Aristolochia pubera

stinking aristolochia


Aristolochia pubera var. pubera

R.Br. 1810

pronounced: a-riss-toh-LOCK-ee-un PEW-ber-uh

(Aristolochiaceae — the Dutchman's pipe family)


common name: stinking aristolochia

native 4Aristolochia is derived from the Greek αριστο (aristo), best and λοχια (lochia), of childbirth, referring to the medicinal qualities of the plant in helping childbirth; pubera is from the Latin puber, adult, pubescent, hairy.

Aristolochia is a genus of evergreen and deciduous lianas and herbaceous perennials. The smooth stem is erect, or sometimes twining. The simple leaves are alternate and cordate, membranous, and without stipules.

The flowers have a specialized pollination mechanism. The plants are aromatic, and their strong scent attracts insects. The inner part of the perianth tube is covered with hairs, acting as a fly trap. These hairs then wither to release the fly, which is by now covered with pollen.
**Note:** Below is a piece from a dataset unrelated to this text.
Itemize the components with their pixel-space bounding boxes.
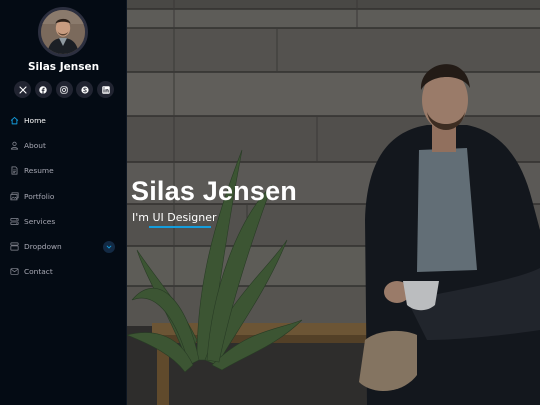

This Australian native occurs in the Northern Territory, Cape York Peninsula, and north-east Queensland as far south almost to Rockhampton. Its altitudinal range is from near sea level to about 350 m. It often grows in open forest, but also occurs in monsoon forest and vine thickets. The plant photographed was on the walking track between Nelly Bay and Alma Bay.
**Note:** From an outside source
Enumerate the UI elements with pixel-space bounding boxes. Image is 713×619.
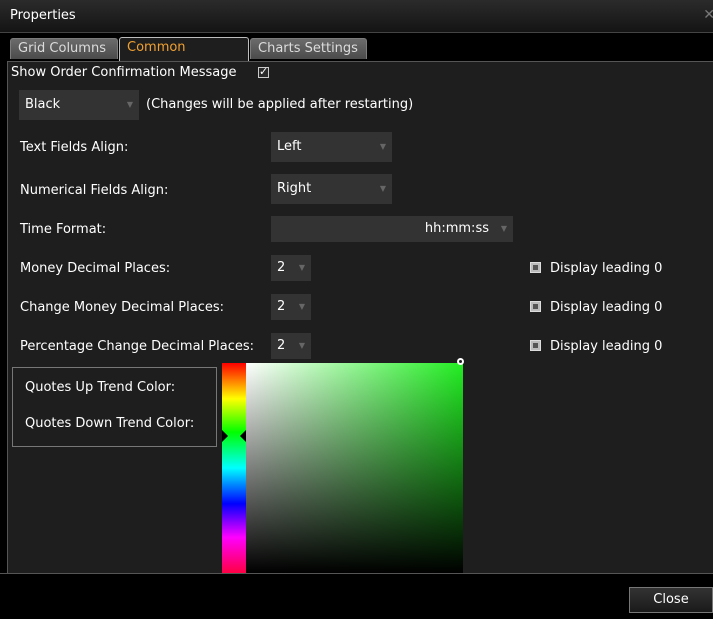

It is a slender prostrate or twining herb whose stem does not exceed 2 cm in diameter, with a perennial rootstock and annual aerial parts. The leaves are more-or-less distichous, arranged in two ranks, one each side of the twig. The leaf blades are from about 2.5 – 10 cm in length and 2 – 6.5 cm in width, on petioles up to about 4.5 cm long. Both petioles and twigs are covered in short pale hairs. The leaves vary in shape from obovate, lyrate or oblong to linear – if linear, there is a cordate base with rounded lobes. On the underside of the leaf blades there are hairs along the major veins. On the upper surface of the leaf the veins are depressed. The stems are more-or-less hexagonal in cross-section. When the leaves are crushed, they emit an odour that many people find obnoxious, hence the common name.

The solitary flowers are more-or-less horizontal, with the perianth curved and sinuous. The tube ends in a lip and in a long more-or-less linear lobe. There are 6 stamens, fused together around the style; the anthers are sessile; there are 6 stigmas, and the ovary is 6-locular. There are numerous ovules in each of the locules.

The fruit is a capsule about 15 – 18 mm long: after dehiscing it rather resembles a parachute. There are numerous seeds, cordate in outline.

There is a second variety, var. aromatica, but this is found only in the Mt Mulligan, Mt Pinnacle and Stannary Hills area. It is distinguished from var. pendula by dense multicellular hairs on both leaf surfaces, and numerous glands on the lower leaf surface. It grows in open woodland and vine thickets.

This is a food plant for the larval stages of the Big Greasy Butterfly (Cressida cressida).